When you hear quotes like "the Citizen Kane of bad movies" how do you react? What were your favorite quotes about the movie and book?
I always find the reactions to The Room to be hilarious, but I didn’t anticipate how clever the responses, one liners and memes would end up being. When I first watched the rough cut with family and friends, we were all curious as to how a mainstream audience would respond to it. At that point, outside of Tommy, no one assumed The Room would ever see the light of day.
The quote that I love most about the movie is “Watching this film is like getting stabbed in the head.” My goal with the book was to write something first rate about something fifth rate. One of my favorite quotes about The Disaster Artist is by The Huffington Post: “Possibly the most important piece of literature ever printed.” I think these quotes compliment each other well.
There are events where people wear costumes and watch the movie in theaters? Have you gone? What's that like?
The best way to experience The Room is in a theatre. The audience participation really makes the film’s magical flaws come alive.

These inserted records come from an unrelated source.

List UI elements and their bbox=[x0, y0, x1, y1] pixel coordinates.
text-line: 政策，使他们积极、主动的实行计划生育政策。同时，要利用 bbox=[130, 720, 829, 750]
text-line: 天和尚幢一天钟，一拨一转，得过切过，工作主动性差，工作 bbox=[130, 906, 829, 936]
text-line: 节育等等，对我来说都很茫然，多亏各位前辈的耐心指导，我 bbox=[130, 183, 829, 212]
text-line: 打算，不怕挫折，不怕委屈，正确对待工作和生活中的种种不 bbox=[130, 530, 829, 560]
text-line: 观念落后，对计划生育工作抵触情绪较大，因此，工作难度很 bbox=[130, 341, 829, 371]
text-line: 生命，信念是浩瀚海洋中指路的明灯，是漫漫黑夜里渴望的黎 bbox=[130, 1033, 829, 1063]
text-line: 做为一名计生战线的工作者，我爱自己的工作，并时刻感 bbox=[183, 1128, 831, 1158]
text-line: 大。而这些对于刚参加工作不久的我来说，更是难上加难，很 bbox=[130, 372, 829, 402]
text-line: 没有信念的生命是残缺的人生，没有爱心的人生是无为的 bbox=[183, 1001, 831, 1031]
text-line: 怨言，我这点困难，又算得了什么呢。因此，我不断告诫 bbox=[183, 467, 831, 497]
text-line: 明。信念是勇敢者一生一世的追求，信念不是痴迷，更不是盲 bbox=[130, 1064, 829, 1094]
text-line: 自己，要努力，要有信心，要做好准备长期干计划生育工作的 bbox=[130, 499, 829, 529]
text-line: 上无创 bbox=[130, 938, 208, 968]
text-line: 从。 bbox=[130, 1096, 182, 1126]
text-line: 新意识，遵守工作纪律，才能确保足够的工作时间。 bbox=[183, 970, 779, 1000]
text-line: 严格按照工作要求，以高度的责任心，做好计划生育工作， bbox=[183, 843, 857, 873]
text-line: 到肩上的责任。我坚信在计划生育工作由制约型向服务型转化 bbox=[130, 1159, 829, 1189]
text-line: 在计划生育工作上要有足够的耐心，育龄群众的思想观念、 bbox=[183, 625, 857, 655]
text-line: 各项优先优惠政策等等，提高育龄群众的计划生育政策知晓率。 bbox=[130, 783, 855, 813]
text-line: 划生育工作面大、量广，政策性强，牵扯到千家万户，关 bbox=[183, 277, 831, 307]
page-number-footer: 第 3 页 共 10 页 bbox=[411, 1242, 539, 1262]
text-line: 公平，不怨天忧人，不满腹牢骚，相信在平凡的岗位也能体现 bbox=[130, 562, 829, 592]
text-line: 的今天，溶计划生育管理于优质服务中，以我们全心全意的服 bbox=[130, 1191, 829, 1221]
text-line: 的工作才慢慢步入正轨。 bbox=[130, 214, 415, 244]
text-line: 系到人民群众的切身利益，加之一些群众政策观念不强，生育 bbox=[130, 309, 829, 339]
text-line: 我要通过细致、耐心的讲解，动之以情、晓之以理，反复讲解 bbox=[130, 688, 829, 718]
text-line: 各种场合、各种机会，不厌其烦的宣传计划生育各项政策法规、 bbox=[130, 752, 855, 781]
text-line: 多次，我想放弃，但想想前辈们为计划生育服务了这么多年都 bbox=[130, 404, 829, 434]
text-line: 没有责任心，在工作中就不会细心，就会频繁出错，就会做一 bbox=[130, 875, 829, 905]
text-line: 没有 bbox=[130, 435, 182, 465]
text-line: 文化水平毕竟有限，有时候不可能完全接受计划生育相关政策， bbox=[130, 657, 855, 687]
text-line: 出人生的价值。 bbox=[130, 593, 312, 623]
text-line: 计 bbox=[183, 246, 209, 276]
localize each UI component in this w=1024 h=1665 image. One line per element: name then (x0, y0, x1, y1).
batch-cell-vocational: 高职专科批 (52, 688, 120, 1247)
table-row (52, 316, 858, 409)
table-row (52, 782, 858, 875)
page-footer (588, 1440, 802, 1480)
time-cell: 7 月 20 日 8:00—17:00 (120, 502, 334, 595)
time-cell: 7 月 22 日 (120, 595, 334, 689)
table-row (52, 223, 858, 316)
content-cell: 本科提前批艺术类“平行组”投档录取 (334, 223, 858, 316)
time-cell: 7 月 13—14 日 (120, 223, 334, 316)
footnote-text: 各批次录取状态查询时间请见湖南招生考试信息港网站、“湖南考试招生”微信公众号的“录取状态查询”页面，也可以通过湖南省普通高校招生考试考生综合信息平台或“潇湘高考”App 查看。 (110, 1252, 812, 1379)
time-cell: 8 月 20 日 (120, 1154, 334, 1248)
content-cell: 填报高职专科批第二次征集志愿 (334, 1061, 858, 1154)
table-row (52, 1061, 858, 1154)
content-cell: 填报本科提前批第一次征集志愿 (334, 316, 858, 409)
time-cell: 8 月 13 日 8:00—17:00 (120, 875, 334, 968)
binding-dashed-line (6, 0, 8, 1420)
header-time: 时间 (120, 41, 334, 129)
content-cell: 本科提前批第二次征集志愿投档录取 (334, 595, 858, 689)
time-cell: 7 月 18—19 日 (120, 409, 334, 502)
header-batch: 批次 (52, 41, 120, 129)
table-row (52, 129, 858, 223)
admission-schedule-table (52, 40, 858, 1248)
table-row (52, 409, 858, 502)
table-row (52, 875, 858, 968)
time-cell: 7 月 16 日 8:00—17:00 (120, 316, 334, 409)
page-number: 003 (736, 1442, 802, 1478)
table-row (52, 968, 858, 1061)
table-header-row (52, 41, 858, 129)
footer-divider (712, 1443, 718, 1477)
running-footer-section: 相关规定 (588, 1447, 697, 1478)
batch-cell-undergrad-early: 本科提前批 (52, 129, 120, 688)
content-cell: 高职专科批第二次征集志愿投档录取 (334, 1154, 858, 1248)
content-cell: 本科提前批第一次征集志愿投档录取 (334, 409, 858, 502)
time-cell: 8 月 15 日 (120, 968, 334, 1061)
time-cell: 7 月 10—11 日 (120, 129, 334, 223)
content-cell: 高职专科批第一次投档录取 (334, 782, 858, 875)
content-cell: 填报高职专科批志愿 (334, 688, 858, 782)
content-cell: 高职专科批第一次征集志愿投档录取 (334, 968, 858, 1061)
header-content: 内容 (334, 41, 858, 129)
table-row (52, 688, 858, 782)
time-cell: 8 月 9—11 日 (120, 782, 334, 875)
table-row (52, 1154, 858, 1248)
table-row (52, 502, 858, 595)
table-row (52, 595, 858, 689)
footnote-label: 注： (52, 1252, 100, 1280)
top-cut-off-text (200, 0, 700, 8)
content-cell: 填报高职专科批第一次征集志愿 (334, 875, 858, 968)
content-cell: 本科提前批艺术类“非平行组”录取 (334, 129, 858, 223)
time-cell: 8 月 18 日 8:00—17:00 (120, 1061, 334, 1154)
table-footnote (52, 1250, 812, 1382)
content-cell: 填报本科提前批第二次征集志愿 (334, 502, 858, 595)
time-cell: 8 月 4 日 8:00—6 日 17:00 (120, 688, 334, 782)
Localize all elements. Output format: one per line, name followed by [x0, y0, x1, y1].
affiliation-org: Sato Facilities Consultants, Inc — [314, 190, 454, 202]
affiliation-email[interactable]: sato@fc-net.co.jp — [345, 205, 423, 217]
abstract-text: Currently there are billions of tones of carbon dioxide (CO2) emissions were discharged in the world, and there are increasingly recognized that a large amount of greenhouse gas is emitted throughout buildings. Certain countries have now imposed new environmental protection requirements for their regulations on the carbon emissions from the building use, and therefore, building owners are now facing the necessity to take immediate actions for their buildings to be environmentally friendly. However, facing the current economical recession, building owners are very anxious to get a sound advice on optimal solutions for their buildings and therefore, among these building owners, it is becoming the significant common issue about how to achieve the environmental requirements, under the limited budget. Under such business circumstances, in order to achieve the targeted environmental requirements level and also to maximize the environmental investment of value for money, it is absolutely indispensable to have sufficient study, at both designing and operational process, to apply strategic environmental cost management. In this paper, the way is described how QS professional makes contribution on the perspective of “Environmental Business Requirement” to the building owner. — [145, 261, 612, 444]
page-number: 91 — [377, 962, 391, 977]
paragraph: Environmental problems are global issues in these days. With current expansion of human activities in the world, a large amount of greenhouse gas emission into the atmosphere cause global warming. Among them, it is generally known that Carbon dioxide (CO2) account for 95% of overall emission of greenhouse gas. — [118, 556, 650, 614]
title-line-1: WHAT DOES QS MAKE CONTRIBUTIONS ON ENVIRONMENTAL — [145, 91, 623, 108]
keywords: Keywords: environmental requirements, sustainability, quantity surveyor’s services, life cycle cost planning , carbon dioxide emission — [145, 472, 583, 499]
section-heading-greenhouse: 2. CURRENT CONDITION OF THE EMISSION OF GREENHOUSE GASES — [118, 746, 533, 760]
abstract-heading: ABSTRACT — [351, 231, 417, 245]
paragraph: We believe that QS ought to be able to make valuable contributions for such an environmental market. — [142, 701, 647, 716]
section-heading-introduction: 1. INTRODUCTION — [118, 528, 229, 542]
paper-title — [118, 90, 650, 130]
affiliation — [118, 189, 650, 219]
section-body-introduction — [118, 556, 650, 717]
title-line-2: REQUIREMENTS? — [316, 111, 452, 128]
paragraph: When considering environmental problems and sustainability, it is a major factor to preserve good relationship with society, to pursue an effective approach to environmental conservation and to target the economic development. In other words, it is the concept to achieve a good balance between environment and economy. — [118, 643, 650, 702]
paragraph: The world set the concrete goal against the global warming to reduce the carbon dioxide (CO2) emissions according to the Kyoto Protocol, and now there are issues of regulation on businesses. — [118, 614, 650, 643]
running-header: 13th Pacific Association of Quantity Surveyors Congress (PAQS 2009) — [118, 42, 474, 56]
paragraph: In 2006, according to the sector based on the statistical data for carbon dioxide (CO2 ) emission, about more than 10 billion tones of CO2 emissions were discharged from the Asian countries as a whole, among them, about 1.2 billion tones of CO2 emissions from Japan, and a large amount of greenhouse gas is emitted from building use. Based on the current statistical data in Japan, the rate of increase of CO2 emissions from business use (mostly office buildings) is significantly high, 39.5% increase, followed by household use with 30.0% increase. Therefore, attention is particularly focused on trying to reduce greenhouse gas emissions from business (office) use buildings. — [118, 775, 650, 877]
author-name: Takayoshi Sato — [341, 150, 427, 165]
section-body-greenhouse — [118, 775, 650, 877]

I attended a screening at the Ziegfeld in New York City a while back, and it was a great experience. 1,200 people shouting lines and throwing spoons at the screen in unison was something to behold.
What do you hope people will take away from The Disaster Artist?
I hope readers will experience a balance of heart, sadness, and humor. I think the story expressly depicts the power of believing in oneself as well as the perils that can arise when pursuing your dream. Lastly, I think the book proves that, in life, anything is possible.
I'll end with the big question people who have seen the movie ask me: What was Tommy thinking? What did he see that we don’t see?
Tommy had a grand vision. He wanted to make the next great American drama. He wanted to the next Marlon Brando. He wanted to win an Oscar. He wasn’t going to let anyone deter him from those goals. The night Tommy conceived The Room, he told me “When people see my project, people will not sleep for two weeks.” In a way, mission accomplished.